October 29,2013
CENTREVILLE, MARYLAND — Tucked into the wooded landscape and rolling hills of the Smithsonian Environmental Research Center is a new forest.
Six months ago, a cornfield covered this terrain. Today, it is the BiodiversiTree project, with 24,000 stick-like year-old trees. By next spring, if everything goes as planned, 35,000 trees will cover 10 fields.
“We're trying to figure out whether or not an ecosystem with lots of species functions any better or worse than an ecosystem with only a few species,” said senior scientist John Parker, who developed the plan.
Prior smaller-scale research suggests diversity matters because it reduces pests and makes trees healthier. But Parker wondered if he would find the same result if he looked at an entire forest over the long-term.
Sum of the parts
The 100-year BiodiversiTree project calls for 125 plots with one, four or 12 species each. Marked off in the field by tall white poles, Parker says each provides a unique research opportunity.
“In many cases what we are seeing is a decline in native species, and then the question is, well, does that mean anything?" Parker said. "Can other species fill that role of that missing species or does each species do something a little bit different such that the sum of the parts is more than the whole?”
While BiodiversiTree has a century to supply the answers, studies are beginning now. The area sits beside forested land and near a stream that flows into the Chesapeake Bay, the nation’s largest estuary and a valuable natural resource that provides fresh drinking water for millions of people.
“One of the big concerns over the last half century or so is that water quality in the Chesapeake Bay is getting worse,” Parker said.
That problem is exacerbated by nutrient runoff from decades of farming in the mid-Atlantic region.
“What our study is doing is we take those 35 years of pre-data," Parker said. "We put a forest in. Now we can compare what happens when you had corn versus what happens when you have a native forest planted in this diverse arrangement. If we plant even more of that watershed with forest, do we take out even more of those nutrients?”
Changing landscape
Smithsonian Research Fellow Susan Cook-Patton, who helped design BiodiversiTree, gathers leaf samples with intern Emily Dubois.

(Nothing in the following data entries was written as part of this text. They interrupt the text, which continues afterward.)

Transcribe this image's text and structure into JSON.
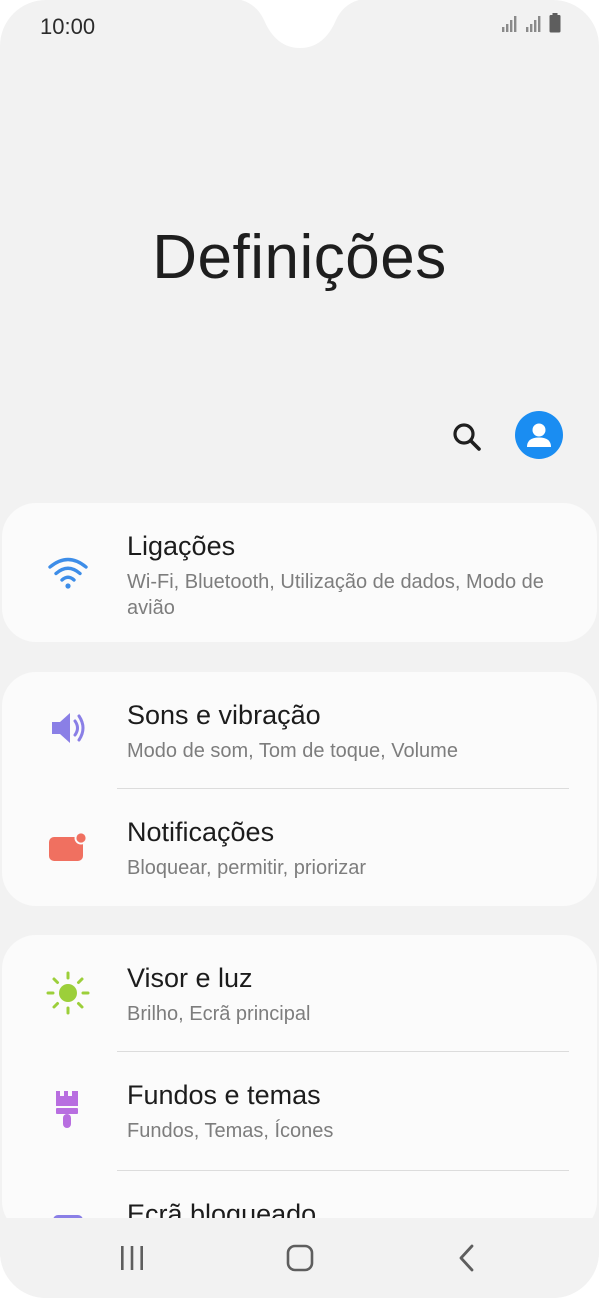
{
  "status_bar": {
    "time": "10:00",
    "icons": [
      "signal-icon",
      "signal-icon",
      "battery-icon"
    ]
  },
  "header": {
    "title": "Definições",
    "search_icon": "search-icon",
    "profile_icon": "account-icon"
  },
  "settings": [
    {
      "title": "Ligações",
      "subtitle": "Wi-Fi, Bluetooth, Utilização de dados, Modo de avião",
      "icon": "wifi-icon",
      "color": "#3d8de8"
    },
    {
      "title": "Sons e vibração",
      "subtitle": "Modo de som, Tom de toque, Volume",
      "icon": "speaker-icon",
      "color": "#8a7fe6"
    },
    {
      "title": "Notificações",
      "subtitle": "Bloquear, permitir, priorizar",
      "icon": "notification-icon",
      "color": "#f07060"
    },
    {
      "title": "Visor e luz",
      "subtitle": "Brilho, Ecrã principal",
      "icon": "brightness-icon",
      "color": "#9ccf3a"
    },
    {
      "title": "Fundos e temas",
      "subtitle": "Fundos, Temas, Ícones",
      "icon": "paintbrush-icon",
      "color": "#b86ee0"
    },
    {
      "title": "Ecrã bloqueado",
      "subtitle": "",
      "icon": "lock-screen-icon",
      "color": "#8a7fe6"
    }
  ],
  "nav_bar": {
    "recents": "recents-icon",
    "home": "home-icon",
    "back": "back-icon"
  },
  "colors": {
    "background": "#f2f2f2",
    "card": "#fbfbfb",
    "accent": "#1a8df2"
  }
}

“We are interested in how the insects are eating the leaves now," Cook-Patton said. "And we are also looking at traits that the leaves have to see if there are some types of species that have things that make the leaves less palatable, like if they are really tough or if they are really fuzzy those types of leaves will get less consumed by insects.”
“If you do not have a baseline, you really do not know what you have lost or gained in the future," she said. "So if you can have a snapshot in time and move forward from there, you can actually learn a lot more than if we keep doing an experiment in two years, in 10 more years in the future we do another one short term experiment. So, scientifically, that's incredible.”
Physically, it is incredible, too. Over the course of five weeks, about 100 volunteers helped Parker and his staff plant the 24,000 trees. Phil Bishop, who managed a computer center before he retired, figures he single-handedly planted 500 or 600 of them. While his knees are a bit weary, he is glad to help out.
“I decided that I could make a contribution here, and that is really what I wanted to do was to be part of a program," Bishop said. "I will not see any results out of this more than likely, given my age and everything else.”
But, he adds, volunteering is good for the soul and in the case of BiodiversiTree, good for the soil, too.